Aux critiques sur la tenue de la Coupe du monde de football dans l’émirat, s’ajoute un contexte de rivalités régionales et de tensions en Iran. Les Qataris sont pris au piège de leur stratégie de communication.
Mondial atypique. Mondial politique? La Coupe du monde de football qui s’ouvre le 20 novembre à Doha, au Qatar, restera dans l’histoire comme le tournoi le plus contesté organisé par la Fédération internationale de football association (Fifa) depuis la première édition en 1930, en Uruguay. La politique, jamais tout à fait absente des compétitions sportives de cette ampleur malgré les prétentions angéliques des hauts dirigeants du sport, s’est largement invitée au programme du 22e Mondial en raison des conditions d’attribution de l’événement, empreintes de forts soupçons de corruption, de la nature du régime peu respectueux des droits humains du pays hôte, et des violations du droit social subies par les ouvriers, étrangers, affectés à la construction des nouvelles infrastructures requises (Le Vif du 10 novembre). Elle s’immiscera sans doute dans la compétition elle-même, à travers des manifestations de soutien aux familles de victimes ou dénonçant l’intolérance des autorités. Cette Coupe du monde sera marquée aussi par l’exclusion de l’organisateur de sa dernière édition en 2018, la Russie, pour cause d’invasion de l’Ukraine, et par la présence des trois pays hôtes de sa prochaine édition en 2026, le Canada, les Etats-Unis et le Mexique.

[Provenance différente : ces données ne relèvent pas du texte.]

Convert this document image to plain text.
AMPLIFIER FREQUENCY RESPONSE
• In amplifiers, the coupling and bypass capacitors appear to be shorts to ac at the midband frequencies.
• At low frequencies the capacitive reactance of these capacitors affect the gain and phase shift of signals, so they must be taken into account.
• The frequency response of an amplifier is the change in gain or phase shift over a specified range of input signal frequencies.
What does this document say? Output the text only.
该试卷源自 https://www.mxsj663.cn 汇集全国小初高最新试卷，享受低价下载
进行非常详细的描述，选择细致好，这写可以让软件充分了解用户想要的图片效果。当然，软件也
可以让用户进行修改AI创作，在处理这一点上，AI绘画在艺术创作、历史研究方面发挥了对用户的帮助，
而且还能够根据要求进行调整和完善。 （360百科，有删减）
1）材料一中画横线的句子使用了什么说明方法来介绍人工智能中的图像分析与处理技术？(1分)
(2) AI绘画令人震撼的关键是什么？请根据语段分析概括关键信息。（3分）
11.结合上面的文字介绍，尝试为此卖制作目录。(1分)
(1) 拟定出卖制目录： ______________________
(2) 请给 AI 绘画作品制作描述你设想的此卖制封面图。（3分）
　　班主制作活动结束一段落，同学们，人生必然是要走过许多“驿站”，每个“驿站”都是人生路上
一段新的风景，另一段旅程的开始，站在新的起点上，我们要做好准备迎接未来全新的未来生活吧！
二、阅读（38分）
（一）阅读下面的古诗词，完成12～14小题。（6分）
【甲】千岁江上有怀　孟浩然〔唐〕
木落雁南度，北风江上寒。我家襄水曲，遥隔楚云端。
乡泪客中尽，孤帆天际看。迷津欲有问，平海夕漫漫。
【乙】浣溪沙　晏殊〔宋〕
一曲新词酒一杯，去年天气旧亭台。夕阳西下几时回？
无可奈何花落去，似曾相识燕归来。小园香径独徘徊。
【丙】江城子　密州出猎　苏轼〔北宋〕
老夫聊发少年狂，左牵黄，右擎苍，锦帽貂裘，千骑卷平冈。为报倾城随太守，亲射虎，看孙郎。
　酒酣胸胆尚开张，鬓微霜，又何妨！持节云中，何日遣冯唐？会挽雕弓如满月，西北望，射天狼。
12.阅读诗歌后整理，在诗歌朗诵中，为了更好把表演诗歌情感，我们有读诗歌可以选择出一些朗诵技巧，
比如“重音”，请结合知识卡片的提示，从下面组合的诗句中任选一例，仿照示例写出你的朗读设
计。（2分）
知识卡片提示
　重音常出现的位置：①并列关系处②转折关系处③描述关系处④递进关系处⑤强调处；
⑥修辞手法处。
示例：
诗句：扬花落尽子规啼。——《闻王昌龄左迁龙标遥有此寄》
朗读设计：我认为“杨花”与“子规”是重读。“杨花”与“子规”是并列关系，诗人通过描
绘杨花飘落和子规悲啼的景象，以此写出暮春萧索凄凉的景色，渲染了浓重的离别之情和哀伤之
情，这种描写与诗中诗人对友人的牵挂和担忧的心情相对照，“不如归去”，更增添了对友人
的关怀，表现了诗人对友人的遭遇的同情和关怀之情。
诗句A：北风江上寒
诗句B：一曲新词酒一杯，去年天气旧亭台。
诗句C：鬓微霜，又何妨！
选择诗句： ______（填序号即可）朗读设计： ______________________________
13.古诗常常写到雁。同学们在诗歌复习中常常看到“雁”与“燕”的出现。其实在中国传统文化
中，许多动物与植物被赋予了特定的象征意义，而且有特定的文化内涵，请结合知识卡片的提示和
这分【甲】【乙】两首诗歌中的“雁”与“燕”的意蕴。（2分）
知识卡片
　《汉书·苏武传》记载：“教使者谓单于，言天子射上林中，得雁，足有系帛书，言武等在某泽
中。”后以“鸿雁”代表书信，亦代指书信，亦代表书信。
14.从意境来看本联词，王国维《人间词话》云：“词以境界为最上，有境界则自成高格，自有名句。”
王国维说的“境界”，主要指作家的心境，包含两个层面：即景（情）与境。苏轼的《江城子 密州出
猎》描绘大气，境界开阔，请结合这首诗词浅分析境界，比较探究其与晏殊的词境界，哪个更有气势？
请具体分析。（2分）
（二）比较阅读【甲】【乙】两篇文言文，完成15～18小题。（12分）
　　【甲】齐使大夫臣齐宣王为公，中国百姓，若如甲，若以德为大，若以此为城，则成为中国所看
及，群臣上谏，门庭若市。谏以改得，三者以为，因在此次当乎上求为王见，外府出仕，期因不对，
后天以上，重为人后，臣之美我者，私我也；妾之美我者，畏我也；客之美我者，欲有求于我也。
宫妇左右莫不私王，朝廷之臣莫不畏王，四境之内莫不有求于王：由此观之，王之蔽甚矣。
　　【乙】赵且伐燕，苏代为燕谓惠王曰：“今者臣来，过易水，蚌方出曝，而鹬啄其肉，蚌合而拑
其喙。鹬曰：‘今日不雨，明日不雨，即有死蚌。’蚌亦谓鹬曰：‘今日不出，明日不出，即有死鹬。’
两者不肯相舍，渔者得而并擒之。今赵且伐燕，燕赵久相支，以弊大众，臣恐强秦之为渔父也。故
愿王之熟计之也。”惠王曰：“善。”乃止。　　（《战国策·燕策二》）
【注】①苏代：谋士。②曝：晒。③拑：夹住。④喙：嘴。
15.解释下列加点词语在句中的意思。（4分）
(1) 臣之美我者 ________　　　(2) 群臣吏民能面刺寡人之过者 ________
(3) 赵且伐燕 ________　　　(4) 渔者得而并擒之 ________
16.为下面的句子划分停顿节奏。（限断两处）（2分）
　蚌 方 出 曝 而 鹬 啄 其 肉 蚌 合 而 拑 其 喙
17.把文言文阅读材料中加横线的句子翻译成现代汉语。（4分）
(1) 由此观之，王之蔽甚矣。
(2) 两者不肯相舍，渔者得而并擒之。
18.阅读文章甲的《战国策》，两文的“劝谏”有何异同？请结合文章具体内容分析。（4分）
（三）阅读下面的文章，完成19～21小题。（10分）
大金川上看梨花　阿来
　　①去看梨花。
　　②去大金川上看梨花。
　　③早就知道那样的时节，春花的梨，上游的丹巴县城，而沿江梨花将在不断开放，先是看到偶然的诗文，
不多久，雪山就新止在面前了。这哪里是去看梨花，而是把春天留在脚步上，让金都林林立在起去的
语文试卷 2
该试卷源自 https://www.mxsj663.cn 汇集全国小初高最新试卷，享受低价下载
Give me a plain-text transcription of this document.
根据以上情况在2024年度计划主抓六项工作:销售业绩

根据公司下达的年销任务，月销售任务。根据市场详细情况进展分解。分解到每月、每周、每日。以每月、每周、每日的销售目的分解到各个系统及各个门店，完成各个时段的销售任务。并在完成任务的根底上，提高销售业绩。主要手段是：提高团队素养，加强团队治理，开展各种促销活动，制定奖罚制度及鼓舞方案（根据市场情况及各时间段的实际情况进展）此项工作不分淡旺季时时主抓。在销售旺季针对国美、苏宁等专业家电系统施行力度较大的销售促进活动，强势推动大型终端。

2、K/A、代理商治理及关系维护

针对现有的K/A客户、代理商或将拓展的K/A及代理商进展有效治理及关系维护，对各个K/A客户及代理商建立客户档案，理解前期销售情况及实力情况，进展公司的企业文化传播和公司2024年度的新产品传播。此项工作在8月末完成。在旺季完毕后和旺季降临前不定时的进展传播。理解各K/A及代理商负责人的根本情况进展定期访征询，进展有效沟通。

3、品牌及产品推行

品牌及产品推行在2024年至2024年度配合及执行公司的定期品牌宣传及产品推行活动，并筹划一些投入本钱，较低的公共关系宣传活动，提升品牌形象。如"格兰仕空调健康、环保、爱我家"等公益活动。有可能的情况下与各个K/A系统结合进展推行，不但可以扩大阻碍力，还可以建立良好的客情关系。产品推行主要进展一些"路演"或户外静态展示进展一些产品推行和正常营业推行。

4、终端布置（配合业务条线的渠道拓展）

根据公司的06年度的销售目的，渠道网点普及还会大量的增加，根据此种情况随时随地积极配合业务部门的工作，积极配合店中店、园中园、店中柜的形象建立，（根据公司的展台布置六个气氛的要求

Pour l’émir Tamim bin Hamad al-Thani, la tenue du Mondial 2022 au Qatar est à la fois la suite logique d’une politique et une forme de consécration. Il y a une vingtaine d’années que l’émirat, pour diversifier ses activités au-delà de la production de gaz dont il est un des principaux acteurs, a investi dans l’industrie du sport. «La place du sport est très importante dans la stratégie de développement du Qatar. On l’a encore constaté dans le plan pour 2018-2022», souligne Jonathan Piron, historien, chercheur associé au Groupe de recherche et d’information sur la paix et la sécurité (Grip) et auteur de Qatar, le pays des possédants (1). Trois objectifs sont officiellement poursuivis. «Le Qatar veut être présent sur le marché international parce que le sport est considéré comme une manne financière grâce à laquelle il peut se différencier des autres Etats de la région. Acheter des clubs à l’étranger, héberger des compétitions internationales et créer des centres d’excellence sur son sol doit ensuite permettre au Qatar d’améliorer son image de marque. Enfin, la politique sportive de l’émirat vise à assurer un meilleur état de santé des habitants au sein d’une population qui s’est assez rapidement occidentalisée avec toutes les conséquences que cette évolution peut entraîner, notamment en matière d’obésité.»
La résistance à l’embargo
La stratégie d’investissement dans les événements sportifs n’est limitée ni au seul football ni au seul coup d’éclat du Mondial 2022. Avant, l’émirat a accueilli un tournoi de tennis international, un tour cycliste du Qatar, un grand prix automobile, les championnats du monde d’athlétisme. Après, il doit abriter les Jeux asiatiques d’été de 2030 et est candidat à l’organisation des jeux olympiques en 2036. Le ciel qatari n’a pas de limite. Il reste que la tenue cette année de la Coupe du monde de football a une saveur particulière pour Tamim al-Thani.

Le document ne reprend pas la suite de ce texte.